The only reason there would be is to be able to interactively execute
only the '+' word, and be able to inspect the machine state before and
after the execution.

There are two solutions to this. The most straightforward one is to
just compile a macro. The code ': + + ;' will create a word '+' that
has a physical representation in the chip flash memory.

The other solution is to simulate the behaviour on the host system,
which is done for most of the arithmetic operations.
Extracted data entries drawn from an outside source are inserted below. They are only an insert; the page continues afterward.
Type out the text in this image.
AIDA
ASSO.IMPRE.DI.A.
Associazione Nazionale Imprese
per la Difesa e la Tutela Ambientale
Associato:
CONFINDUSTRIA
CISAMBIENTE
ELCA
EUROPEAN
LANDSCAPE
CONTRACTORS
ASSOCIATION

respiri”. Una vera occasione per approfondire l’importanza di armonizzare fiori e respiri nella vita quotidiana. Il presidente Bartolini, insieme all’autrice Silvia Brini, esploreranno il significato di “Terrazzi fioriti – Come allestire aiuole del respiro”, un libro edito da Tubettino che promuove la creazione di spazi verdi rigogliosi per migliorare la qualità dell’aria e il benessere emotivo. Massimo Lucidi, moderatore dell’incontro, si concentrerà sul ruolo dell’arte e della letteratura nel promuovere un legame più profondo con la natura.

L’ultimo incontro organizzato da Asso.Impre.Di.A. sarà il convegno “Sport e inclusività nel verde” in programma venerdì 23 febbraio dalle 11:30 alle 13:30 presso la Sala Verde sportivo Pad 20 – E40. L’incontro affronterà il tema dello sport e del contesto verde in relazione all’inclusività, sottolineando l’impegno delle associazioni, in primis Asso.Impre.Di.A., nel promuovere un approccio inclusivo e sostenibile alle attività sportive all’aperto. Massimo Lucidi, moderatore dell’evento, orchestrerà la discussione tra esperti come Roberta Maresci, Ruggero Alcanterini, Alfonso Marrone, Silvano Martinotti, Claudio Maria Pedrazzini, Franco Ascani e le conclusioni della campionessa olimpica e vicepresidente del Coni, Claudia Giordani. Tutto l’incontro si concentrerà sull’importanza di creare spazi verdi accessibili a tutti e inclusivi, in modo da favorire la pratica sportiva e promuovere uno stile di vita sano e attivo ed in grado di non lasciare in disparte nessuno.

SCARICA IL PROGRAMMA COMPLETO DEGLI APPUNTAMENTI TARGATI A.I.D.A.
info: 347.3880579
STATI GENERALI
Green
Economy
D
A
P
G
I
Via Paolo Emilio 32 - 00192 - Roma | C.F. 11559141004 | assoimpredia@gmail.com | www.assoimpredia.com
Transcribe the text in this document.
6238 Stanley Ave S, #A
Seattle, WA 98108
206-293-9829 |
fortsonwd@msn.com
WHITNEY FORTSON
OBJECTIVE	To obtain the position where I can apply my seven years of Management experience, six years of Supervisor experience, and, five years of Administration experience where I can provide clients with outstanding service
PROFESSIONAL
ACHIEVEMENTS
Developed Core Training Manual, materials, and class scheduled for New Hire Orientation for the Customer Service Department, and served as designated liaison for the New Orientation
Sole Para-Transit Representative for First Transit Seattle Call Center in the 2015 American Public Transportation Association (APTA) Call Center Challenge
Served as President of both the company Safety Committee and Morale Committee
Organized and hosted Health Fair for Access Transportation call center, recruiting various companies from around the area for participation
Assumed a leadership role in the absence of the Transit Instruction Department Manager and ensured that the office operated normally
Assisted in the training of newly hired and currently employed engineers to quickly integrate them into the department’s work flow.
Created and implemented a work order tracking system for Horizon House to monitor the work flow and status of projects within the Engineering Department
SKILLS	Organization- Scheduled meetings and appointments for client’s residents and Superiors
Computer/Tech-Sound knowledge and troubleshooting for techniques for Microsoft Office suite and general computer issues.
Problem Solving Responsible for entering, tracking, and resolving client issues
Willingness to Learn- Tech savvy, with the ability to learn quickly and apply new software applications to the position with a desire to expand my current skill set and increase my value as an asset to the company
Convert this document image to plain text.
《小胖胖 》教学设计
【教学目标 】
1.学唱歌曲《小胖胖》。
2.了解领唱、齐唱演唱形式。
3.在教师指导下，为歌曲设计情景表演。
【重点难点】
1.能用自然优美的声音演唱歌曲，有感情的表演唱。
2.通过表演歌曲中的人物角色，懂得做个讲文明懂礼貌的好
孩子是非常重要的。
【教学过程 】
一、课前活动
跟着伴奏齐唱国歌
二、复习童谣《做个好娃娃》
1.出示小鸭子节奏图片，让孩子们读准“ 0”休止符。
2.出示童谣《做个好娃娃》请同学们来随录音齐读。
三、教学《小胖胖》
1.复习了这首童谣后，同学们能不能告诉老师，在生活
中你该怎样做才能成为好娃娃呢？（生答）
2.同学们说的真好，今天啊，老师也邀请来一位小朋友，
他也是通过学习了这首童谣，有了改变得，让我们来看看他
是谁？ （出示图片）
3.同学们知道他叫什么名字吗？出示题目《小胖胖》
To make things worse: some words associated to specific chip
instructions have no associated meaning as standalone operations, and
cannot be instantiated as a compiled macro because they must always be
associated with literal arguments. This happens a lot throughout the
core of PURRR18: for example in words like 'high' and 'low' need 2
arguments that must be transferrable to numeric address and bit
position at compile time. However, these words can be used in
composite macros.

The main reason these words do not have a run-time equivalent is that
they are too inefficient to implement as such. For example, 'high'
would need a for loop for the shift count, or a jump table to
implement what would otherwise be a simple one instruction operation.
Another reason is that they just reflect low level machine parts that
have no equivalent in Forth, and serve mainly as a hack to speed
things up. An example is the 'z?' word which tests the zero flag.
These words are hard to use due to their intrisic dependency of the
sequence of instructions and should be hidden in constructs that
guarantee their correct usage.


INFLUENCES
----------

You are what you read.

BADNOP, the forth compiler in the BROOD system, is largely inspired by
PicForth written by Samuel Tardieu. This system however is not
interactive. BROOD adds an interactive incremental development feature
using what is essentially the '3 instruction forth' by Frank
Sergeant. In addition to that, the compiler and interaction system are
written in Scheme, and a functional compositional language (called
CAT) written in Scheme, inspired by the Joy language written by
Manfred von Thun. Additional influences are colorForth by Chuck Moore,
and the publication 'Moving Forth: a series on writing Forth kernels',
by Brad Rodriguez.